PlayStation 4 Still Bright Spot Amid Staggering Sony Losses

by Mike Futter on Apr 30, 2015 at 03:38 AM

Sony has confirmed its forecasted shortfall of ¥126 billion ($1.05 billion) for the fiscal year ending March 31, 2015. The company is hopeful for significant turnaround in the coming year though, forecasting operating income of ¥140 billion to stop the bleeding.

The company faced significant losses in its mobile communications division totaling ¥220.4 billion ($1.837 billion), but showed positive operating income in its imaging products, home entertainment and sound, devices, film, music, and financial services businesses. All of these showed growth over the previous year.

Game and Network Services continues to be a pillar of Sony’s financial performance, with a 25 percent increase in sales year-over-year (adjusted for constant currency conversion). This year saw a write-down of ¥11.2 billion ($93 million) related to the Vita and PlayStation TV.

A write-down is an adjustment on the books to bring previously reported carrying costs for assets in line with market value. Given that Vita shipments dropped to 3.3 million worldwide from 4.1 million the year before, this isn’t a surprise.

Sony’s gaming division accounted for ¥48.1 billion ($401 million), up from a loss in the previous fiscal year of ¥18.8 billion ($156 million). Sony reports that life-to-date shipments of the PlayStation 4 have reached 22.3 million. This is up from a report in March of sell-through (to end users) of 20.2 million.

[Source: Sony (1), (2)]


Our Take
There are a couple of takeaways here. The first is that Sony missed its start of year forecast by ¥76 billion. I’m not confident that the company will close the next fiscal year in the black. It can’t get a quick cash infusion from selling of Sony Online Entertainment again, for instance.

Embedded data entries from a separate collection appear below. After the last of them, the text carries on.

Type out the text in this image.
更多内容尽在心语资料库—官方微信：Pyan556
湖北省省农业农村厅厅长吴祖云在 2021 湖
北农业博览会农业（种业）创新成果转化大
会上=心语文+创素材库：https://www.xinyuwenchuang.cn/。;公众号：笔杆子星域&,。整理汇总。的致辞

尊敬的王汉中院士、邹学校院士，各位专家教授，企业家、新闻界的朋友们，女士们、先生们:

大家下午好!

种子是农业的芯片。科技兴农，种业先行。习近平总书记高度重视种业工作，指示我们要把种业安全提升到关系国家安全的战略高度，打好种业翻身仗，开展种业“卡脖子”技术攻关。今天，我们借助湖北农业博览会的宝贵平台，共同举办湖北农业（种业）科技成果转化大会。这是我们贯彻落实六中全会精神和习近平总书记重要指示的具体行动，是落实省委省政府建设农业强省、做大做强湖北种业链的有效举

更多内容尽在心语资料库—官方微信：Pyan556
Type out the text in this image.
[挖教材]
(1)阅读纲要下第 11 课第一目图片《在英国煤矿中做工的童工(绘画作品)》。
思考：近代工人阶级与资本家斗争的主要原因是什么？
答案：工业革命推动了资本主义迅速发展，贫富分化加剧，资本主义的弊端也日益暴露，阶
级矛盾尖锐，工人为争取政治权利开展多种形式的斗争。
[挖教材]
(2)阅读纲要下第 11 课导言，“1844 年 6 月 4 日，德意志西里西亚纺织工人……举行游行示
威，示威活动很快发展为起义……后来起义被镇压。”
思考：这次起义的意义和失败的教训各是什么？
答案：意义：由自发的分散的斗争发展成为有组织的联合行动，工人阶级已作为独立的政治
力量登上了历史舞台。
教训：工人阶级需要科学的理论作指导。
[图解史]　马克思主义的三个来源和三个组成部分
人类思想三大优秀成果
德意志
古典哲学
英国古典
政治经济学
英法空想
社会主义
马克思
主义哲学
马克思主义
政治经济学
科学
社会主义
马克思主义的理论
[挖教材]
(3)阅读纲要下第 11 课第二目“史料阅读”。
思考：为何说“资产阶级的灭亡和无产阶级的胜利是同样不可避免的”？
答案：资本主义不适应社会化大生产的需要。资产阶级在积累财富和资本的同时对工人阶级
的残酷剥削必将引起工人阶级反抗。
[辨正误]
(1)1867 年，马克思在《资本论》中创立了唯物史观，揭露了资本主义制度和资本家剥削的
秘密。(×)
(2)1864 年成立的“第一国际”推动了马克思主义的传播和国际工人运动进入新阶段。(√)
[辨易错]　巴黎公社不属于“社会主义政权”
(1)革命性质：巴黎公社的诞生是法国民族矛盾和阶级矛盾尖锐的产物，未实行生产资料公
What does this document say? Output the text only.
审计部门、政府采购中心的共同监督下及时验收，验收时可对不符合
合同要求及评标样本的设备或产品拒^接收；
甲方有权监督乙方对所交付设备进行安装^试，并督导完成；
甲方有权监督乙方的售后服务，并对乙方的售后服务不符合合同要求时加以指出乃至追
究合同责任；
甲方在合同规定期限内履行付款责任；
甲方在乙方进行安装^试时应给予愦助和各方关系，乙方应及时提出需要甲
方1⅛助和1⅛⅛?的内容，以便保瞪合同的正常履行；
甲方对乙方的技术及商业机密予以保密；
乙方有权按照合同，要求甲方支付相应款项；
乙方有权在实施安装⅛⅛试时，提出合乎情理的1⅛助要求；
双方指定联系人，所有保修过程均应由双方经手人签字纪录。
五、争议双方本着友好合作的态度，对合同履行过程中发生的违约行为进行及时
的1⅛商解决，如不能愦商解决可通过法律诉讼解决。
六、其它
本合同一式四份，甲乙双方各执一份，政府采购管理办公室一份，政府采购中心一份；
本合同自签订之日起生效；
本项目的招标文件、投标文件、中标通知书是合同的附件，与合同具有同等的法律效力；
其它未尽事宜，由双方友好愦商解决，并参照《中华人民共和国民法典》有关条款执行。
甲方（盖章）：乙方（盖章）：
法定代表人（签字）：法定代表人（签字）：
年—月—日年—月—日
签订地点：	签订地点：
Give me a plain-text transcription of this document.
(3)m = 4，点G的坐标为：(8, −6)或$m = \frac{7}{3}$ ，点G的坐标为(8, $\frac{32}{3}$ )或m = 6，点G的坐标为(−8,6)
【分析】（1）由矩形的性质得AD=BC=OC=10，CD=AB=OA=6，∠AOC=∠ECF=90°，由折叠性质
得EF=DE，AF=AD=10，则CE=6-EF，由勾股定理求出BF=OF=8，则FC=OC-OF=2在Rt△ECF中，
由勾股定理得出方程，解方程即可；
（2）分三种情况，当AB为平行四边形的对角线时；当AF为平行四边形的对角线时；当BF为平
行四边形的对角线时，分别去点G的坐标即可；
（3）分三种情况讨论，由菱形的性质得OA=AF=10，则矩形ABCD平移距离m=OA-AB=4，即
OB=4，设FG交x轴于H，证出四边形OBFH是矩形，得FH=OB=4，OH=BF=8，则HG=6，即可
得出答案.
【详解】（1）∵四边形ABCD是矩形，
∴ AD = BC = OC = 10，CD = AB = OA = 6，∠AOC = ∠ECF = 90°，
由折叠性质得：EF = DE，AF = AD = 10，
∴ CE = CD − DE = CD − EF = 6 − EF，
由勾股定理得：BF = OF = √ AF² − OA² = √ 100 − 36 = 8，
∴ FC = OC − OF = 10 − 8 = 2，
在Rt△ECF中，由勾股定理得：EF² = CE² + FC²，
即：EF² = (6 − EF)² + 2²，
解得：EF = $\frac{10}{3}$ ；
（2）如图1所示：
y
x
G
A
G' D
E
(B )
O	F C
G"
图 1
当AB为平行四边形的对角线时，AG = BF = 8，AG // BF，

As for shipment numbers of PlayStation 4, this is always how reports to investors are accounted (and not sales to end users). The reason is that once goods are purchased by a distributor, it’s revenue on the books.

For those that have a more difficult time reconciling shipped-vs-sold, know that for hardware (like consoles) the gap between these two is often slim as inventory turnover rates at this point in the console cycle are still quite high. Retailers don’t want to hold too much in inventory, because there are costs associated with that.

In short: this is good news for PlayStation, but it’s only one organ in an ailing Sony body. The mobile business is crushing the company right now and something must be done.